Estrangeiros no momento
2004-01-15
 
Notícias de Espanha
Dada a minha presença em Espanha me sinto na obrigação de apresentar e discutir alguns dos temas que assolam as folhas de jornal deste país.
Aznar Como deverão saber o homem vai deixar o poder. Poderia se candidatar a mais um mandato mas se lembrou de prometer na primeira campanha eleitoral em que saiu vitorioso, contra o socialismo que havia estado no poder até então, que se ganhasse não se candidataria a mais de dois mandatos. O homem teve a vida fácil para deixar a sua marca de uma boa governação relativa. O socialismo já tinha se enterrado bem quando ele chega ao poder. Houve os GAL, inúmeros casos de corrupção, o desemprego record. Básicamente se dizia (e ainda se diz...) que "os socialistas só sabem matar e roubar". Chegando ao poder Aznar e companheiros dedicaram-se a ser genuínos, exercendo de direita liberal católica conservadora. A economia, nos seus dados macroeconómicos melhorou, e permitiu essa coisa fabulosa que é veres a gente castelhana direitona e humilde orgulhosa de que Espanha cresce mais que Alemanha, mesmo que eles sigam ganhando igual de mal que sempre. O amor ao seu país de algumas pessoas é uma coisa fascinante... e é sempre impactante ver pobres de direita. Em relação a corrupção a verdade é que também parece que foram um pouco menos fascínoras que os socialistas. E em relação ao combate contra o terrorismo mais inteligentes. Houve a catástrofe do Prestige que eventualmente foi acima de tudo dramatizada por aqueles que desejavam manchar o governo de Aznar em proximidades de consultas populares. Ou seja, que é preciso reconhecer que quanto política nacional Aznar era um olho e um bigode numa terra de cegos. Quanto a política internacional a sua inteligência é seguramente mais discutível e pelo menos não parece ter uma simpatia tão unânime da população. Mas seguramente o seu sucessor, Rajoy, será eleito...
Franco Para um português, é sempre desconcertante ver como o baixote morto continua desde o além a estabelecer as pautas que Espanha segue. O sucessor de Aznar, Mariano Rajoy, entrou no PP espanhol das mãos de Fraga, actual presidente da Comunidade Autonoma da Galiza.
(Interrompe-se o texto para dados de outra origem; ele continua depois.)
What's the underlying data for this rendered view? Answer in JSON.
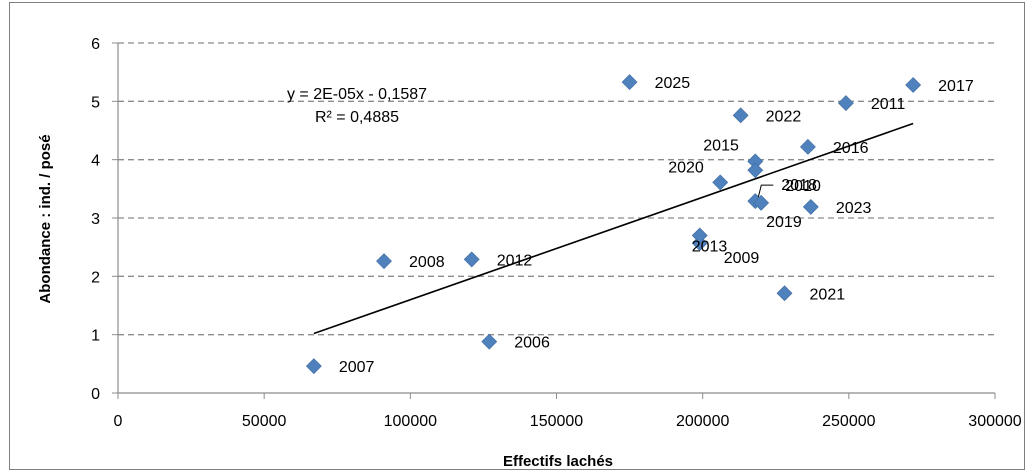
{
  "chart_data": {
    "type": "scatter",
    "title": "",
    "xlabel": "Effectifs lachés",
    "ylabel": "Abondance : ind. / posé",
    "xlim": [
      0,
      300000
    ],
    "ylim": [
      0,
      6
    ],
    "x_ticks": [
      "0",
      "50000",
      "100000",
      "150000",
      "200000",
      "250000",
      "300000"
    ],
    "y_ticks": [
      "0",
      "1",
      "2",
      "3",
      "4",
      "5",
      "6"
    ],
    "grid": "horizontal-dashed",
    "marker_color": "#4f81bd",
    "points": [
      {
        "label": "2006",
        "x": 127000,
        "y": 0.88
      },
      {
        "label": "2007",
        "x": 67000,
        "y": 0.46
      },
      {
        "label": "2008",
        "x": 91000,
        "y": 2.26
      },
      {
        "label": "2009",
        "x": 199000,
        "y": 2.57
      },
      {
        "label": "2010",
        "x": 218000,
        "y": 3.29
      },
      {
        "label": "2011",
        "x": 249000,
        "y": 4.97
      },
      {
        "label": "2012",
        "x": 121000,
        "y": 2.29
      },
      {
        "label": "2013",
        "x": 199000,
        "y": 2.7
      },
      {
        "label": "2015",
        "x": 218000,
        "y": 3.97
      },
      {
        "label": "2016",
        "x": 236000,
        "y": 4.22
      },
      {
        "label": "2017",
        "x": 272000,
        "y": 5.28
      },
      {
        "label": "2018",
        "x": 218000,
        "y": 3.82
      },
      {
        "label": "2019",
        "x": 220000,
        "y": 3.26
      },
      {
        "label": "2020",
        "x": 206000,
        "y": 3.61
      },
      {
        "label": "2021",
        "x": 228000,
        "y": 1.71
      },
      {
        "label": "2022",
        "x": 213000,
        "y": 4.76
      },
      {
        "label": "2023",
        "x": 237000,
        "y": 3.19
      },
      {
        "label": "2025",
        "x": 175000,
        "y": 5.33
      }
    ],
    "trendline": {
      "type": "linear",
      "x_range": [
        67000,
        272000
      ],
      "y_range": [
        1.02,
        4.62
      ],
      "equation": "y = 2E-05x - 0,1587",
      "r_squared": "R² = 0,4885"
    },
    "legend": "none"
  }
}
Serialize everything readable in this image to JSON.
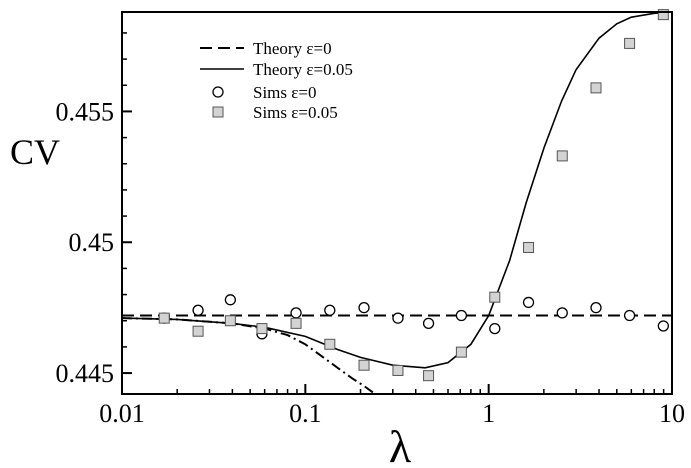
{
  "chart_data": {
    "type": "line",
    "xlabel": "λ",
    "ylabel": "CV",
    "xscale": "log",
    "xlim": [
      0.01,
      10
    ],
    "ylim": [
      0.4442,
      0.4588
    ],
    "grid": false,
    "legend_position": "top-left-inside",
    "xticks": [
      0.01,
      0.1,
      1,
      10
    ],
    "xtick_labels": [
      "0.01",
      "0.1",
      "1",
      "10"
    ],
    "yticks": [
      0.445,
      0.45,
      0.455
    ],
    "ytick_labels": [
      "0.445",
      "0.45",
      "0.455"
    ],
    "series": [
      {
        "name": "Theory ε=0",
        "style": "dashed",
        "color": "#000000",
        "x": [
          0.01,
          10
        ],
        "y": [
          0.4472,
          0.4472
        ]
      },
      {
        "name": "Theory ε=0.05",
        "style": "solid",
        "color": "#000000",
        "x": [
          0.01,
          0.02,
          0.04,
          0.06,
          0.1,
          0.15,
          0.2,
          0.3,
          0.45,
          0.6,
          0.8,
          1.0,
          1.3,
          1.6,
          2.0,
          2.5,
          3.0,
          4.0,
          5.0,
          6.0,
          8.0,
          10.0
        ],
        "y": [
          0.4471,
          0.44705,
          0.4469,
          0.44675,
          0.4464,
          0.4459,
          0.4456,
          0.4453,
          0.4452,
          0.4454,
          0.4461,
          0.4472,
          0.4493,
          0.4515,
          0.4536,
          0.4554,
          0.4566,
          0.4578,
          0.45835,
          0.4586,
          0.45875,
          0.4588
        ]
      },
      {
        "name": "",
        "style": "dashdot",
        "color": "#000000",
        "x": [
          0.01,
          0.02,
          0.04,
          0.06,
          0.08,
          0.1,
          0.12,
          0.15,
          0.18,
          0.21,
          0.24
        ],
        "y": [
          0.4471,
          0.44705,
          0.4469,
          0.4467,
          0.44645,
          0.4461,
          0.4457,
          0.4452,
          0.4448,
          0.4445,
          0.4442
        ]
      },
      {
        "name": "Sims ε=0",
        "marker": "circle",
        "color": "#000000",
        "x": [
          0.017,
          0.026,
          0.039,
          0.058,
          0.089,
          0.136,
          0.209,
          0.32,
          0.47,
          0.71,
          1.08,
          1.65,
          2.52,
          3.85,
          5.87,
          8.97
        ],
        "y": [
          0.4471,
          0.4474,
          0.4478,
          0.4465,
          0.4473,
          0.4474,
          0.4475,
          0.4471,
          0.4469,
          0.4472,
          0.4467,
          0.4477,
          0.4473,
          0.4475,
          0.4472,
          0.4468
        ]
      },
      {
        "name": "Sims ε=0.05",
        "marker": "square",
        "color": "#d3d3d3",
        "x": [
          0.017,
          0.026,
          0.039,
          0.058,
          0.089,
          0.136,
          0.209,
          0.32,
          0.47,
          0.71,
          1.08,
          1.65,
          2.52,
          3.85,
          5.87,
          8.97
        ],
        "y": [
          0.4471,
          0.4466,
          0.447,
          0.4467,
          0.4469,
          0.4461,
          0.4453,
          0.4451,
          0.4449,
          0.4458,
          0.4479,
          0.4498,
          0.4533,
          0.4559,
          0.4576,
          0.4587
        ]
      }
    ]
  }
}
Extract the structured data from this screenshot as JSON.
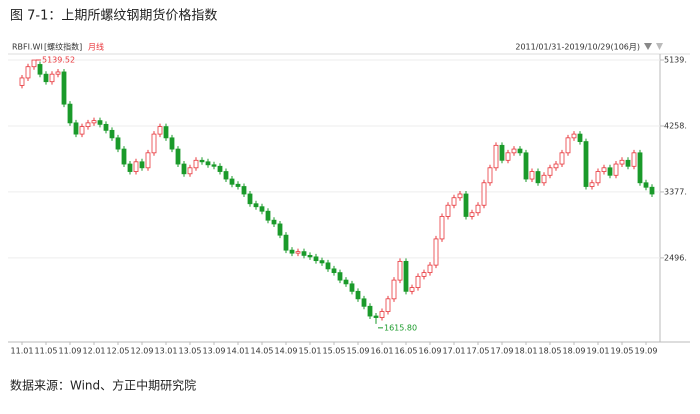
{
  "figure_title": "图 7-1：上期所螺纹钢期货价格指数",
  "source": "数据来源：Wind、方正中期研究院",
  "chart_data": {
    "type": "candlestick",
    "symbol": "RBFI.WI",
    "symbol_name": "[螺纹指数]",
    "period": "月线",
    "date_range": "2011/01/31-2019/10/29(106月)",
    "annotations": [
      "5139.52",
      "1615.80"
    ],
    "up_color": "#e8383d",
    "down_color": "#1a9a2a",
    "grid": true,
    "ylim": [
      1400,
      5340
    ],
    "yticks": [
      {
        "value": 5139.52,
        "label": "5139."
      },
      {
        "value": 4258.59,
        "label": "4258."
      },
      {
        "value": 3377.66,
        "label": "3377."
      },
      {
        "value": 2496.73,
        "label": "2496."
      }
    ],
    "categories": [
      "11.01",
      null,
      null,
      null,
      "11.05",
      null,
      null,
      null,
      "11.09",
      null,
      null,
      null,
      "12.01",
      null,
      null,
      null,
      "12.05",
      null,
      null,
      null,
      "12.09",
      null,
      null,
      null,
      "13.01",
      null,
      null,
      null,
      "13.05",
      null,
      null,
      null,
      "13.09",
      null,
      null,
      null,
      "14.01",
      null,
      null,
      null,
      "14.05",
      null,
      null,
      null,
      "14.09",
      null,
      null,
      null,
      "15.01",
      null,
      null,
      null,
      "15.05",
      null,
      null,
      null,
      "15.09",
      null,
      null,
      null,
      "16.01",
      null,
      null,
      null,
      "16.05",
      null,
      null,
      null,
      "16.09",
      null,
      null,
      null,
      "17.01",
      null,
      null,
      null,
      "17.05",
      null,
      null,
      null,
      "17.09",
      null,
      null,
      null,
      "18.01",
      null,
      null,
      null,
      "18.05",
      null,
      null,
      null,
      "18.09",
      null,
      null,
      null,
      "19.01",
      null,
      null,
      null,
      "19.05",
      null,
      null,
      null,
      "19.09",
      null
    ],
    "open": [
      4800,
      4900,
      5050,
      5080,
      4950,
      4850,
      4950,
      4980,
      4550,
      4300,
      4150,
      4250,
      4300,
      4330,
      4280,
      4200,
      4100,
      3950,
      3750,
      3650,
      3780,
      3700,
      3900,
      4150,
      4250,
      4100,
      3950,
      3750,
      3620,
      3700,
      3800,
      3780,
      3740,
      3720,
      3650,
      3550,
      3480,
      3450,
      3350,
      3220,
      3180,
      3120,
      3000,
      2950,
      2800,
      2600,
      2560,
      2580,
      2530,
      2510,
      2460,
      2430,
      2350,
      2300,
      2200,
      2150,
      2050,
      1950,
      1850,
      1720,
      1700,
      1780,
      1950,
      2200,
      2450,
      2050,
      2100,
      2250,
      2300,
      2400,
      2750,
      3050,
      3200,
      3300,
      3350,
      3050,
      3100,
      3200,
      3500,
      3700,
      4000,
      3800,
      3900,
      3950,
      3900,
      3550,
      3650,
      3500,
      3600,
      3700,
      3750,
      3900,
      4100,
      4150,
      4050,
      3450,
      3500,
      3650,
      3700,
      3600,
      3750,
      3800,
      3720,
      3900,
      3500,
      3440
    ],
    "high": [
      4940,
      5090,
      5139.52,
      5120,
      4990,
      4990,
      5020,
      5020,
      4590,
      4340,
      4290,
      4340,
      4370,
      4370,
      4320,
      4240,
      4140,
      3990,
      3790,
      3820,
      3820,
      3940,
      4190,
      4290,
      4290,
      4140,
      3990,
      3790,
      3740,
      3840,
      3840,
      3820,
      3780,
      3760,
      3690,
      3590,
      3520,
      3490,
      3390,
      3260,
      3220,
      3160,
      3040,
      2990,
      2840,
      2640,
      2620,
      2620,
      2570,
      2550,
      2500,
      2470,
      2390,
      2340,
      2240,
      2190,
      2090,
      1990,
      1890,
      1760,
      1820,
      1990,
      2240,
      2490,
      2490,
      2140,
      2290,
      2340,
      2440,
      2790,
      3090,
      3240,
      3340,
      3390,
      3390,
      3140,
      3240,
      3540,
      3740,
      4040,
      4040,
      3940,
      3990,
      3990,
      3940,
      3690,
      3690,
      3640,
      3740,
      3790,
      3940,
      4140,
      4190,
      4190,
      4090,
      3540,
      3690,
      3740,
      3740,
      3790,
      3840,
      3840,
      3940,
      3940,
      3540,
      3480
    ],
    "low": [
      4760,
      4860,
      5010,
      4910,
      4810,
      4810,
      4910,
      4510,
      4260,
      4110,
      4110,
      4210,
      4260,
      4240,
      4160,
      4060,
      3910,
      3710,
      3610,
      3610,
      3660,
      3660,
      3860,
      4110,
      4060,
      3910,
      3710,
      3580,
      3580,
      3660,
      3740,
      3700,
      3680,
      3610,
      3510,
      3440,
      3410,
      3310,
      3180,
      3140,
      3080,
      2960,
      2910,
      2760,
      2560,
      2520,
      2520,
      2490,
      2470,
      2420,
      2390,
      2310,
      2260,
      2160,
      2110,
      2010,
      1910,
      1810,
      1680,
      1615.8,
      1660,
      1740,
      1910,
      2160,
      2010,
      2010,
      2060,
      2210,
      2260,
      2360,
      2710,
      3010,
      3160,
      3260,
      3010,
      3010,
      3060,
      3160,
      3460,
      3660,
      3760,
      3760,
      3860,
      3860,
      3510,
      3510,
      3460,
      3460,
      3560,
      3660,
      3710,
      3860,
      4060,
      4010,
      3410,
      3410,
      3460,
      3610,
      3560,
      3560,
      3710,
      3680,
      3680,
      3460,
      3400,
      3310
    ],
    "close": [
      4900,
      5050,
      5139,
      4950,
      4850,
      4950,
      4980,
      4550,
      4300,
      4150,
      4250,
      4300,
      4330,
      4280,
      4200,
      4100,
      3950,
      3750,
      3650,
      3780,
      3700,
      3900,
      4150,
      4250,
      4100,
      3950,
      3750,
      3620,
      3700,
      3800,
      3780,
      3740,
      3720,
      3650,
      3550,
      3480,
      3450,
      3350,
      3220,
      3180,
      3120,
      3000,
      2950,
      2800,
      2600,
      2560,
      2580,
      2530,
      2510,
      2460,
      2430,
      2350,
      2300,
      2200,
      2150,
      2050,
      1950,
      1850,
      1720,
      1700,
      1780,
      1950,
      2200,
      2450,
      2050,
      2100,
      2250,
      2300,
      2400,
      2750,
      3050,
      3200,
      3300,
      3350,
      3050,
      3100,
      3200,
      3500,
      3700,
      4000,
      3800,
      3900,
      3950,
      3900,
      3550,
      3650,
      3500,
      3600,
      3700,
      3750,
      3900,
      4100,
      4150,
      4050,
      3450,
      3500,
      3650,
      3700,
      3600,
      3750,
      3800,
      3720,
      3900,
      3500,
      3440,
      3350
    ]
  }
}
Manuel Fraga foi um dos principais ministros de Franco e fundador do partido. Rajoy parece ser mais diplomático que Aznar mas também menos capaz que esse de galvanizar os intintos conservadores do seu eleitorado. Já veremos como serão as coisas depois de Rajoy terminar seu primeiro mandato, já que é provável que ele vencerá a próxima eleição.
Socialistas Parece ser um mal geral dos socialistas ibéricos, pois também em Espanha a credibilidade do PSOE anda pelas ruas da amargura. Pelo seu passado no governo, por não ter um líder suficientemente forte que desse a volta ao partido, deixando-o desembocar no triste espectáculo recente das eleiçoes para a Comunidade de Madrid. Perderá as próximas eleiçoes para Governo Central e terão que buscar novo líder. O interessante é ver o que o desespero faz a um partido, que tendo vocação nacional, envia o combate político a área da discussão dos nacionalismos regionais na esperança de mudar o espectro de votos que se adivinha para as próximas eleiçoes.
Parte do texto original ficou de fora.